In order to troubleshoot memory ownership, we should use the pair of procfs files: /proc/pid/pagemap and /proc/kpagecgroup. The page-type tool supports showing per page cgroup information, but it’s hard to use it for a directory of files and get a well-formatted output. That’s why I wrote my own cgtouch tool in order to troubleshoot cgroup memory ownership.

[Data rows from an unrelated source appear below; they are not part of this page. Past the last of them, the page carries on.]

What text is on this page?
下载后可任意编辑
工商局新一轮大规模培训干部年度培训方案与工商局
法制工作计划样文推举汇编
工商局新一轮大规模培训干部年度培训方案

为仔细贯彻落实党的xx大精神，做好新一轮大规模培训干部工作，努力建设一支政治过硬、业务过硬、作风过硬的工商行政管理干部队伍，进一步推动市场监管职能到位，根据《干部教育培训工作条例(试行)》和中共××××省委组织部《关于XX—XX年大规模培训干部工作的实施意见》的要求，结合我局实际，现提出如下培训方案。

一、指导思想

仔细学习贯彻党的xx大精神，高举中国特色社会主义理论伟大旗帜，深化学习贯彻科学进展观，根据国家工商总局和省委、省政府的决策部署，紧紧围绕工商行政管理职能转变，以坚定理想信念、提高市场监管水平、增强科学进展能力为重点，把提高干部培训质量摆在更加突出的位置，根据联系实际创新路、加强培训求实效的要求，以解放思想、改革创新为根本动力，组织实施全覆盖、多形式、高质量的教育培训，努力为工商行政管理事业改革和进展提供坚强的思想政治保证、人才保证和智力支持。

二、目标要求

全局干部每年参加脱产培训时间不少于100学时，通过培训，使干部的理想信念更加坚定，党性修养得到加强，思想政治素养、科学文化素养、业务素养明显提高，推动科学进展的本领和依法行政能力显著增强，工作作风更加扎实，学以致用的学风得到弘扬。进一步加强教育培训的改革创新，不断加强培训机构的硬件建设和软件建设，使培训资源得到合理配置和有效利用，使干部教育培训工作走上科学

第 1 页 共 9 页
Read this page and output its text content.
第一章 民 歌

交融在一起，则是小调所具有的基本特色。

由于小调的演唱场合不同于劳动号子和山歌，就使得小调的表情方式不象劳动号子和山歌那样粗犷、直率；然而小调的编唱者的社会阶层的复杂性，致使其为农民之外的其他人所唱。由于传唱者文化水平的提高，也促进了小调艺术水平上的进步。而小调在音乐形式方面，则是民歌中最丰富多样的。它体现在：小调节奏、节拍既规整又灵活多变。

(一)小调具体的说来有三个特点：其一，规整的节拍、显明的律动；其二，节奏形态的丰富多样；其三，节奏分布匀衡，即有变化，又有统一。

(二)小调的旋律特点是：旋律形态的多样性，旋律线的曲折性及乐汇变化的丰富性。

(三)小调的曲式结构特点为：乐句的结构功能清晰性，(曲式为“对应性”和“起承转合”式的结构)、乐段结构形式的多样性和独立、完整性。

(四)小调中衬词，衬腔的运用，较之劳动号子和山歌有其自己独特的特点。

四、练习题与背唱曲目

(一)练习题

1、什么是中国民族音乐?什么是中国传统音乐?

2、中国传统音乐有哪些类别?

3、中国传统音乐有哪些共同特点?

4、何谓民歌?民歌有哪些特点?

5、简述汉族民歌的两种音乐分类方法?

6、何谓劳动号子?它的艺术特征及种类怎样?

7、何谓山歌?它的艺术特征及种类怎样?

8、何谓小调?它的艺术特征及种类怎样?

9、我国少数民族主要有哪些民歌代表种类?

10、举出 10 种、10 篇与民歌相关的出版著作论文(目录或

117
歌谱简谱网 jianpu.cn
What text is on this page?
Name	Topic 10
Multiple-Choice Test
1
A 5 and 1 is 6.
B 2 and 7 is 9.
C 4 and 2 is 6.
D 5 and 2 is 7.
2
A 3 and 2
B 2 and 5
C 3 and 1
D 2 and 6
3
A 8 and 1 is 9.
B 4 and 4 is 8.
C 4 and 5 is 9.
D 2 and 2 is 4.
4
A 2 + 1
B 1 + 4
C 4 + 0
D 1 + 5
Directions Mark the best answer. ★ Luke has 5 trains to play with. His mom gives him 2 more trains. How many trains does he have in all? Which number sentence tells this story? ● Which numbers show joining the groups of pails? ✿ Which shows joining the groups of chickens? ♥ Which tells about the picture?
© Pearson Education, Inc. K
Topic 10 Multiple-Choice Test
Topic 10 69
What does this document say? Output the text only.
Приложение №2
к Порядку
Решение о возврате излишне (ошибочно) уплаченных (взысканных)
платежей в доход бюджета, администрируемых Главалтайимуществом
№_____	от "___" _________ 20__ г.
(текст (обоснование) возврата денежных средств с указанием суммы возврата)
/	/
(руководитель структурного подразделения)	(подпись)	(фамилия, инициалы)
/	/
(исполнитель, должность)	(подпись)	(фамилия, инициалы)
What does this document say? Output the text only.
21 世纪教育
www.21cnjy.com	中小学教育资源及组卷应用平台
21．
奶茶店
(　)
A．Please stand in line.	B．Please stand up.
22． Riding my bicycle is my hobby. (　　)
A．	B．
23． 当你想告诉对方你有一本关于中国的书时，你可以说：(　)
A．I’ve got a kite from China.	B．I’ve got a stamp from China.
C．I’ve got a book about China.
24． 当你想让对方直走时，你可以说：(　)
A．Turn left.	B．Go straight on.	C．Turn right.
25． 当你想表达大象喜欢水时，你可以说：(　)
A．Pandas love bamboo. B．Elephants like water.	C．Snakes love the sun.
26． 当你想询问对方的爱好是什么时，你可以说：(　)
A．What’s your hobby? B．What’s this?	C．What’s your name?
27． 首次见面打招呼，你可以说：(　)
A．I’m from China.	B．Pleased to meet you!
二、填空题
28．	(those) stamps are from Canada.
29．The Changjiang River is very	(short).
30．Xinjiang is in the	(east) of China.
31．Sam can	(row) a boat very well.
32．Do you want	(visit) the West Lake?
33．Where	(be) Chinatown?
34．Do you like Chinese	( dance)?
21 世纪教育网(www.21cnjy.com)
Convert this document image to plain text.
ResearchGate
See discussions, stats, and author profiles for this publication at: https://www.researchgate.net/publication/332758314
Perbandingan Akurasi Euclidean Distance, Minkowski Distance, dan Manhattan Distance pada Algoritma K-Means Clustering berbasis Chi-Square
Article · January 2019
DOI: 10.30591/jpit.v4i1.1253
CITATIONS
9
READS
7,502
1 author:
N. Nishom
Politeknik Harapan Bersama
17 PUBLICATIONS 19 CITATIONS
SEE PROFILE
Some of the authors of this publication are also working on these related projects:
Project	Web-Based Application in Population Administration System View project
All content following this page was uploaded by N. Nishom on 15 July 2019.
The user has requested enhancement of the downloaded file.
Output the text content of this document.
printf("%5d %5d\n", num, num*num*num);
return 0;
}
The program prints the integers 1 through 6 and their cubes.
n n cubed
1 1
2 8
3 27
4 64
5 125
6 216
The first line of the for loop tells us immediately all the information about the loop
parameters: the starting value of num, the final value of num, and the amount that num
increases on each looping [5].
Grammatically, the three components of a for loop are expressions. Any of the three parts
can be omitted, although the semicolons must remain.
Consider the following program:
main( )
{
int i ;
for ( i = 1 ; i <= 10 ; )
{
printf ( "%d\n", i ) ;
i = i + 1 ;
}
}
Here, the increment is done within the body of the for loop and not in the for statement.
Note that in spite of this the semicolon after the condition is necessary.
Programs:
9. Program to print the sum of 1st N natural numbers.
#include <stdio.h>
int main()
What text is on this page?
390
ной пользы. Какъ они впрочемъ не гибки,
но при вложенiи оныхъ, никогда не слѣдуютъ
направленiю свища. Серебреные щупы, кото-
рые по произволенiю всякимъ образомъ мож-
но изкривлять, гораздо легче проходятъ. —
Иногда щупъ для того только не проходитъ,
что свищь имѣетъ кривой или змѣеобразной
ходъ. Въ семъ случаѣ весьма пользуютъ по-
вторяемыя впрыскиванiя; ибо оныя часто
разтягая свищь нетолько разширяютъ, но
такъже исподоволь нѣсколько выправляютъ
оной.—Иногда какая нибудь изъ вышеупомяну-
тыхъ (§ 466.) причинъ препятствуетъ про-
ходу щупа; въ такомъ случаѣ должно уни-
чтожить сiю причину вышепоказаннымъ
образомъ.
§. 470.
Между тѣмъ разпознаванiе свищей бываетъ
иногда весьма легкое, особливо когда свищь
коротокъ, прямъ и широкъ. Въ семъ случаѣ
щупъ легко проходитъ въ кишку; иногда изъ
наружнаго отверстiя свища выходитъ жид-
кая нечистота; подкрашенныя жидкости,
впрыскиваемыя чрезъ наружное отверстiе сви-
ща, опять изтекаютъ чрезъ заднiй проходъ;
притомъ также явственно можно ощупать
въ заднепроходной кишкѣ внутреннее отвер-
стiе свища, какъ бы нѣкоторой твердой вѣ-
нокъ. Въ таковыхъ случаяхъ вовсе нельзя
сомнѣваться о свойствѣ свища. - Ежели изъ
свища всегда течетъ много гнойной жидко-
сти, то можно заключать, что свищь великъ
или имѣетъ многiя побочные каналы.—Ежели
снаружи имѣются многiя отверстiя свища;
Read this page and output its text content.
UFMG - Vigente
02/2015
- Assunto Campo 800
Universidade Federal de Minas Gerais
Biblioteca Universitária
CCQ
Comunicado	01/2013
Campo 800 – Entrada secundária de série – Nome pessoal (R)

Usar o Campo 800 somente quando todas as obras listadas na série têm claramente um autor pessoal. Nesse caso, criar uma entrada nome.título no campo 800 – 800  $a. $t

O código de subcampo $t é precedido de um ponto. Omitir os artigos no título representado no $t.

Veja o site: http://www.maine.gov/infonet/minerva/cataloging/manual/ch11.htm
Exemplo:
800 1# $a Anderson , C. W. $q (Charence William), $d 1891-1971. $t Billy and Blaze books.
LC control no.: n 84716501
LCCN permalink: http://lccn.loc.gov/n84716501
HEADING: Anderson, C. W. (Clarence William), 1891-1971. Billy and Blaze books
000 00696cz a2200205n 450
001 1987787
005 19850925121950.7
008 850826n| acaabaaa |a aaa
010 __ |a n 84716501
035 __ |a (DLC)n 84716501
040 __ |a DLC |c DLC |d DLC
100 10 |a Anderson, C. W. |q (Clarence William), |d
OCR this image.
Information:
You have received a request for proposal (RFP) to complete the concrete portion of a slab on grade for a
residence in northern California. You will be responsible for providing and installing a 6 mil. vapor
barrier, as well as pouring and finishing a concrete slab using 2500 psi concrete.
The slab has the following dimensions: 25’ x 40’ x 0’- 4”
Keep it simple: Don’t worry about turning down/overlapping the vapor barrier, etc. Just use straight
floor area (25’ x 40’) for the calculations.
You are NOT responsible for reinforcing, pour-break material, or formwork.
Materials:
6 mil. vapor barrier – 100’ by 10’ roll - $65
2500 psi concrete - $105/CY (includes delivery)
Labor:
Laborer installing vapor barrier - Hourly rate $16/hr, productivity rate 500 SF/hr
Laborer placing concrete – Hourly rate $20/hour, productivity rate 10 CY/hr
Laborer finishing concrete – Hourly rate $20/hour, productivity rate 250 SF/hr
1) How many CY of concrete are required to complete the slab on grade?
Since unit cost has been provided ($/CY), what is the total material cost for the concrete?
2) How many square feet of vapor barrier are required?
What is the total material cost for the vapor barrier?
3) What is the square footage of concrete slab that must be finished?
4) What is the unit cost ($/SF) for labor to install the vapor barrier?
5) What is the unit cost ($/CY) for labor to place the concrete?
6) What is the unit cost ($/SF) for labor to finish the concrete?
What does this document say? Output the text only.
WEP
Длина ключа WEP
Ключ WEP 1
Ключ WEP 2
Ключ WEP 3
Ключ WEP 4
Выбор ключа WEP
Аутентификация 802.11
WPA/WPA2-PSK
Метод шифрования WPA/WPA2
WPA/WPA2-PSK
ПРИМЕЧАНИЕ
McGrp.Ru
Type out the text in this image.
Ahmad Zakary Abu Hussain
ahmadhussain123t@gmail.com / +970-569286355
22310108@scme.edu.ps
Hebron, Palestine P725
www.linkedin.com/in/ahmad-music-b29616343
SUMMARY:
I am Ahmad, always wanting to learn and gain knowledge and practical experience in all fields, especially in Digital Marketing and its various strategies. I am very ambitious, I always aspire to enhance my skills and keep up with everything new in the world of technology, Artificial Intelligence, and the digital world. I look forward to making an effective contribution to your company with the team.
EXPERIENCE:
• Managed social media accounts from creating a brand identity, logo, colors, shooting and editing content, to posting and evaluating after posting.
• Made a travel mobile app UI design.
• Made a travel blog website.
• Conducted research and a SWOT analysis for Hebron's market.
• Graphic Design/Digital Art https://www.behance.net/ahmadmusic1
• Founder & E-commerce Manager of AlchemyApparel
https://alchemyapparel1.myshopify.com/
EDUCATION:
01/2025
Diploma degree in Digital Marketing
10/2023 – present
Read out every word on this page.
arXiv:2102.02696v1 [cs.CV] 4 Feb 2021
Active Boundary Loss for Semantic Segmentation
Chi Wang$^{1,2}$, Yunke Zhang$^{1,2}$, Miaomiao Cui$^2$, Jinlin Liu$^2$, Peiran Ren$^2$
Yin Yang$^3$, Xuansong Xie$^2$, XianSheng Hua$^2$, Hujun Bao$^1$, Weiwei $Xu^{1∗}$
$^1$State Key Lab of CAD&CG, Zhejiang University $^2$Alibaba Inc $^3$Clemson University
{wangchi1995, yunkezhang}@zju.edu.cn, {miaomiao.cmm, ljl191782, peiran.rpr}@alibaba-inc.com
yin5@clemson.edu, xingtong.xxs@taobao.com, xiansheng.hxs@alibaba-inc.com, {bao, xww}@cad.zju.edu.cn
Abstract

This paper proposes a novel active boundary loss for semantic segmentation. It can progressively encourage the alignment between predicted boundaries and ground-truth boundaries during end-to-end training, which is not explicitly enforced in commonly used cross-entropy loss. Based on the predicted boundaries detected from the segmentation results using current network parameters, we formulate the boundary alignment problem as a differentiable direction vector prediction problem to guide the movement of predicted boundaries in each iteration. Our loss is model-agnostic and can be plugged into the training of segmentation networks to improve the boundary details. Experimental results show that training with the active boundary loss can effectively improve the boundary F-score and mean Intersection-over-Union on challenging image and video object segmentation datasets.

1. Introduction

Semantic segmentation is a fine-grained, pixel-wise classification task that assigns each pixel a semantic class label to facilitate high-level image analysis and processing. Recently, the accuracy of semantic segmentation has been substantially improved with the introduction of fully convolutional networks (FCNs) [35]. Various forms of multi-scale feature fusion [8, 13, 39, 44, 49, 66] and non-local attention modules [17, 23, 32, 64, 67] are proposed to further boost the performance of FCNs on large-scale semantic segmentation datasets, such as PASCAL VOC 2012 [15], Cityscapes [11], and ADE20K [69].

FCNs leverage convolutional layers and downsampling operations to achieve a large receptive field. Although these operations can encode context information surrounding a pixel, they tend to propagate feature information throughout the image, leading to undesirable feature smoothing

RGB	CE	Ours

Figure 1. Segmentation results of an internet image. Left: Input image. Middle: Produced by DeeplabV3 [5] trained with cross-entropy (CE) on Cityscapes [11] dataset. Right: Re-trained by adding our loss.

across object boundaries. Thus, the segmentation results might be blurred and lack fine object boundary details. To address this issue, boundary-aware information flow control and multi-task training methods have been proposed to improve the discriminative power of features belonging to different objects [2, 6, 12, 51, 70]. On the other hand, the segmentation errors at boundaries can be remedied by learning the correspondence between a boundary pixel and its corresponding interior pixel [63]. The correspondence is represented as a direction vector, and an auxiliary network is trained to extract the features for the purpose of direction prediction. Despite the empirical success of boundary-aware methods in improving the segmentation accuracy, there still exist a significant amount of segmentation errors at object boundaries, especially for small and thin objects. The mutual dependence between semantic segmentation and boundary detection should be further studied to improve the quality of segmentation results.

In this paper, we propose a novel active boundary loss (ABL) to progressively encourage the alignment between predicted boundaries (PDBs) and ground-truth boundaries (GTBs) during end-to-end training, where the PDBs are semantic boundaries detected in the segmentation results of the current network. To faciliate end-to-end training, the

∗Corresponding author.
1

$ sudo go run ./main.go /var/tmp/ -v

/var/tmp/file1.db
cgroup inode    percent       pages        path
           -      85.9%       28161        not charged
        1781      14.1%        4608        /sys/fs/cgroup/user.slice/user-1000.slice/session-3.scope

--
/var/tmp/ubuntu-21.04-live-server-amd64.iso
cgroup inode    percent       pages        pat
           -       0.0%           0        not charged
        2453     100.0%       38032        /sys/fs/cgroup/user.slice/user-1000.slice/user@1000.service/app.slice/run-u10.service

--
         Files: 2
   Directories: 7
Resident Pages: 42640/70801 166.6M/276.6M 60.2%

cgroup inode    percent       pages        path
           -      39.8%       28161        not charged
        1781       6.5%        4608        /sys/fs/cgroup/user.slice/user-1000.slice/session-3.scope
        2453      53.7%       38032        /sys/fs/cgroup/user.slice/user-1000.slice/user@1000.service/app.slice/run-u10.service

Safe ad-hoc tasks #

Let’s assume we need to run the wget command or manually install some packages by calling a configuration management system (e.g. saltstack). Both of these tasks can be unpredictably heavy for disk I/O. In order to run them safely and not interact with any production load, we should not run them in the root cgroup or the current terminal cgroup, because they usually don’t have any limits. So we need a new cgroup with some limits. It would be very tedious and cumbersome to manually create a cgroup for your task and manually configure it for every ad-hoc task. But fortunately, we don’t have to, so all modern GNU/Linux distributives come with the systemd out of the box with cgroup v2. The systemd-run with many other cool features from the systemd makes our life easier and saves a lot of time.

So, for example, wget task can be run in the following manner:

systemd-run --user -P -t -G --wait -p MemoryMax=12M wget http://ubuntu.ipacct.com/releases/21.04/ubuntu-21.04-live-server-amd64.iso
Running as unit: run-u2.service                         ⬅  LOOK HERE
Press ^] three times within 1s to disconnect TTY.
--2021-09-11 19:53:33--  http://ubuntu.ipacct.com/releases/21.04/ubuntu-21.04-live-server-amd64.iso
Resolving ubuntu.ipacct.com (ubuntu.ipacct.com)... 195.85.215.252, 2a01:9e40::252
Connecting to ubuntu.ipacct.com (ubuntu.ipacct.com)|195.85.215.252|:80... connected.
HTTP request sent, awaiting response... 200 OK
Length: 1174243328 (1.1G) [application/octet-stream]
Saving to: ‘ubuntu-21.04-live-server-amd64.iso.5’
...

The run-u2.service is my brand new cgroup with a memory limit. I can get its metrics:

$ find /sys/fs/cgroup/ -name run-u2.service
/sys/fs/cgroup/user.slice/user-1000.slice/user@1000.service/app.slice/run-u2.service

$ cat  /sys/fs/cgroup/user.slice/user-1000.slice/user@1000.service/app.slice/run-u2.service/memory.pressure
some avg10=0.00 avg60=0.00 avg300=0.00 total=70234
full avg10=0.00 avg60=0.00 avg300=0.00 total=69717

$ grep file  /sys/fs/cgroup/user.slice/user-1000.slice/user@1000.service/app.slice/run-u2.service/memory.stat
file 11100160
file_mapped 0
file_dirty 77824
file_writeback 0
file_thp 0
inactive_file 5455872
active_file 5644288
workingset_refault_file 982
workingset_activate_file 0
workingset_restore_file 0

As you can see from the above we have near 12MiB file memory and some refault.

To get all power of systemd and cgroup please read its resource control doc.